A Benchmark for Cross-Domain Argumentative Stance Classification on Social Media
This provides a new benchmark for researchers in natural language processing and social media analysis, addressing domain diversity gaps but is incremental as it builds on existing stance classification tasks.
The paper tackles the challenge of creating a diverse, multi-domain benchmark for argumentative stance classification by leveraging platform rules, expert-curated content, and large language models to avoid human annotation, resulting in a dataset with 4,498 claims and 30,961 arguments across 21 domains.

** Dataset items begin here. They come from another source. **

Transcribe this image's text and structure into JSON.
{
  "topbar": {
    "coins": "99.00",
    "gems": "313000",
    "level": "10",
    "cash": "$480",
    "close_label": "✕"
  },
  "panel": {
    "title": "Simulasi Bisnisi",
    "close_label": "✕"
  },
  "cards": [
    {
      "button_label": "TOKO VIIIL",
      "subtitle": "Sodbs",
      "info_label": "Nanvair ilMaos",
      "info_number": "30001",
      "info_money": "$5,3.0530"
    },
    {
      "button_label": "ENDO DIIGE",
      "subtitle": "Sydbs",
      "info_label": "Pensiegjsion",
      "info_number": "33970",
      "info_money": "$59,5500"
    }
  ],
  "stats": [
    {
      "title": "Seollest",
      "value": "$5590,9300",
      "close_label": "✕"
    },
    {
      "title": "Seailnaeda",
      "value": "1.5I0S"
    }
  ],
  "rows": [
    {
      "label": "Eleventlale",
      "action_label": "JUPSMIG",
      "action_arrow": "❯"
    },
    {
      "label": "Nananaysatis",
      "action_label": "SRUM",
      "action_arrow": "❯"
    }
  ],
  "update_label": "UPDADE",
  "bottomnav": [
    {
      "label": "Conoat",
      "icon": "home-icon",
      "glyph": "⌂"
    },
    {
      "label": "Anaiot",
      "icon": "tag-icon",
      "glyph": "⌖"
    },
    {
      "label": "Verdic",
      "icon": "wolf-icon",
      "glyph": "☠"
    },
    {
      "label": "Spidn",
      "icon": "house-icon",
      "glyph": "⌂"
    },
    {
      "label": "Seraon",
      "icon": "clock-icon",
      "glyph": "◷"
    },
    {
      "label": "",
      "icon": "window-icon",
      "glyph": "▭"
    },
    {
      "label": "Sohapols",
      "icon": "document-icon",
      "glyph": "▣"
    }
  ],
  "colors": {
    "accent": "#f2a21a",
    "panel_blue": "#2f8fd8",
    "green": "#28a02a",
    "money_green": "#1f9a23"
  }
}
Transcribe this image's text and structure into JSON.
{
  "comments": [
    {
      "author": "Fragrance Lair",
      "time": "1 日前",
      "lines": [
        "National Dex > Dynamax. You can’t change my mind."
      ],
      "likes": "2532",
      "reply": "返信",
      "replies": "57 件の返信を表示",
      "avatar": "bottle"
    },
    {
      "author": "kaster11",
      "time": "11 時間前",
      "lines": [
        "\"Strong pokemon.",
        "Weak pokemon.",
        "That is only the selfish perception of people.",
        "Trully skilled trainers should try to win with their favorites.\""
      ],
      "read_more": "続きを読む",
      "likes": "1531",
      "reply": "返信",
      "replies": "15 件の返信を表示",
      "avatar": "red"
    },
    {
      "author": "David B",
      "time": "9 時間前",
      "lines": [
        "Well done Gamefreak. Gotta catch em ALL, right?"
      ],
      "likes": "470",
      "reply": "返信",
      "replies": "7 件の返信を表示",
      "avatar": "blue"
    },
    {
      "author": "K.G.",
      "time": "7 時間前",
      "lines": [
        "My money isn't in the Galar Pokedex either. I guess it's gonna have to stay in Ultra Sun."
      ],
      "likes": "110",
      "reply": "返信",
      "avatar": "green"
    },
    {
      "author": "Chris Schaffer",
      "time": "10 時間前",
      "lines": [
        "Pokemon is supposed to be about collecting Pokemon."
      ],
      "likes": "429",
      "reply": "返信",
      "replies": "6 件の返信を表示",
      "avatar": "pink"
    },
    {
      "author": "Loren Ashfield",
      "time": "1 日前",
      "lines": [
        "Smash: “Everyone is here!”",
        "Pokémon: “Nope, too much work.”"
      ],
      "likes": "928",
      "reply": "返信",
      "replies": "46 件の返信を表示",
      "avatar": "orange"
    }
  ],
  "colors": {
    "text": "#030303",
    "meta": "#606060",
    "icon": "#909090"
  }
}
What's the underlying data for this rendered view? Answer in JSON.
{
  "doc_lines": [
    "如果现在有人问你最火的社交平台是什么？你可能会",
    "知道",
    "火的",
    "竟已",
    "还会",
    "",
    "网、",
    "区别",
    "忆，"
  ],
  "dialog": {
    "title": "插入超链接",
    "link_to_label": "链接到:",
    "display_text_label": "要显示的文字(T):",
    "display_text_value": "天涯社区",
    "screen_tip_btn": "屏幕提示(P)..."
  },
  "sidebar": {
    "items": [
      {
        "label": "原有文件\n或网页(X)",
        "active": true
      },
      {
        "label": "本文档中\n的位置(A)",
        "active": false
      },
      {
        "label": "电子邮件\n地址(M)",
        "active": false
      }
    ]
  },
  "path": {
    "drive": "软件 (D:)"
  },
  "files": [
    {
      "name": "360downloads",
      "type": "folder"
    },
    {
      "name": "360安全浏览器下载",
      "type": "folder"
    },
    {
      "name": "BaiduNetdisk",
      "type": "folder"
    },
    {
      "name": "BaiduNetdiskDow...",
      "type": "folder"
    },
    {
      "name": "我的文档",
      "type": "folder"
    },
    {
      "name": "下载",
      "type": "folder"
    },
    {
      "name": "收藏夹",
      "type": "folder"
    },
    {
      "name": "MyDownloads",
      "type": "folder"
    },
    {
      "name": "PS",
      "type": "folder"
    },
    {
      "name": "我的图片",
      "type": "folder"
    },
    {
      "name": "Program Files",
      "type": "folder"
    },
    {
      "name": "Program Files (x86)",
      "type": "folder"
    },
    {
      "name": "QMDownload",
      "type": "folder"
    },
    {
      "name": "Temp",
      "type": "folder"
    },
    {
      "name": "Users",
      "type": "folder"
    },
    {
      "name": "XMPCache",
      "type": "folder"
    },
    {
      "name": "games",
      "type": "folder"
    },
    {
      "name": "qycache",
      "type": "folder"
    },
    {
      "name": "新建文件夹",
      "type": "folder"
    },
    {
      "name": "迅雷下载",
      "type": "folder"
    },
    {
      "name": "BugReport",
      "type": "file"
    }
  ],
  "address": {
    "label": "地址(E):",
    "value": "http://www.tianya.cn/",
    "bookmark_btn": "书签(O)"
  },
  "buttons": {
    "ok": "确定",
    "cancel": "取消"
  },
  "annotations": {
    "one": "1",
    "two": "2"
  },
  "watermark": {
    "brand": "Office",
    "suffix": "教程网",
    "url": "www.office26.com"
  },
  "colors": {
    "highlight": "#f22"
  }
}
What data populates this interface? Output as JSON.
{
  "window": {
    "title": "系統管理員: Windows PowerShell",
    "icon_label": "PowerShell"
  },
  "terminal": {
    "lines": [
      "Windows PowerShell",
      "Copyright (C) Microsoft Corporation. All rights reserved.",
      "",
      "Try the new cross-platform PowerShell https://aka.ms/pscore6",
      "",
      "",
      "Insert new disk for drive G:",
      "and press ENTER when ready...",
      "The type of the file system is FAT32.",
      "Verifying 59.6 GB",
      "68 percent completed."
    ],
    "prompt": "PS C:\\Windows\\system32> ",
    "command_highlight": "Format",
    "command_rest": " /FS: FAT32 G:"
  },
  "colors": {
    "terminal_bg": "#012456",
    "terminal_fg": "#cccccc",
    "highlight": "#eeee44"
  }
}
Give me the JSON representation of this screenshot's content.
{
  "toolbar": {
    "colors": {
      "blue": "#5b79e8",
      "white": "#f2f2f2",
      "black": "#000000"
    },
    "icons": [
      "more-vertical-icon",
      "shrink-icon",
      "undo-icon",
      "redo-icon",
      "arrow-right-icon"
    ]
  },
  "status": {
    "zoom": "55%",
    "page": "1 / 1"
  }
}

Argumentative stance classification plays a key role in identifying authors' viewpoints on specific topics. However, generating diverse pairs of argumentative sentences across various domains is challenging. Existing benchmarks often come from a single domain or focus on a limited set of topics. Additionally, manual annotation for accurate labeling is time-consuming and labor-intensive. To address these challenges, we propose leveraging platform rules, readily available expert-curated content, and large language models to bypass the need for human annotation. Our approach produces a multidomain benchmark comprising 4,498 topical claims and 30,961 arguments from three sources, spanning 21 domains. We benchmark the dataset in fully supervised, zero-shot, and few-shot settings, shedding light on the strengths and limitations of different methodologies. We release the dataset and code in this study at hidden for anonymity.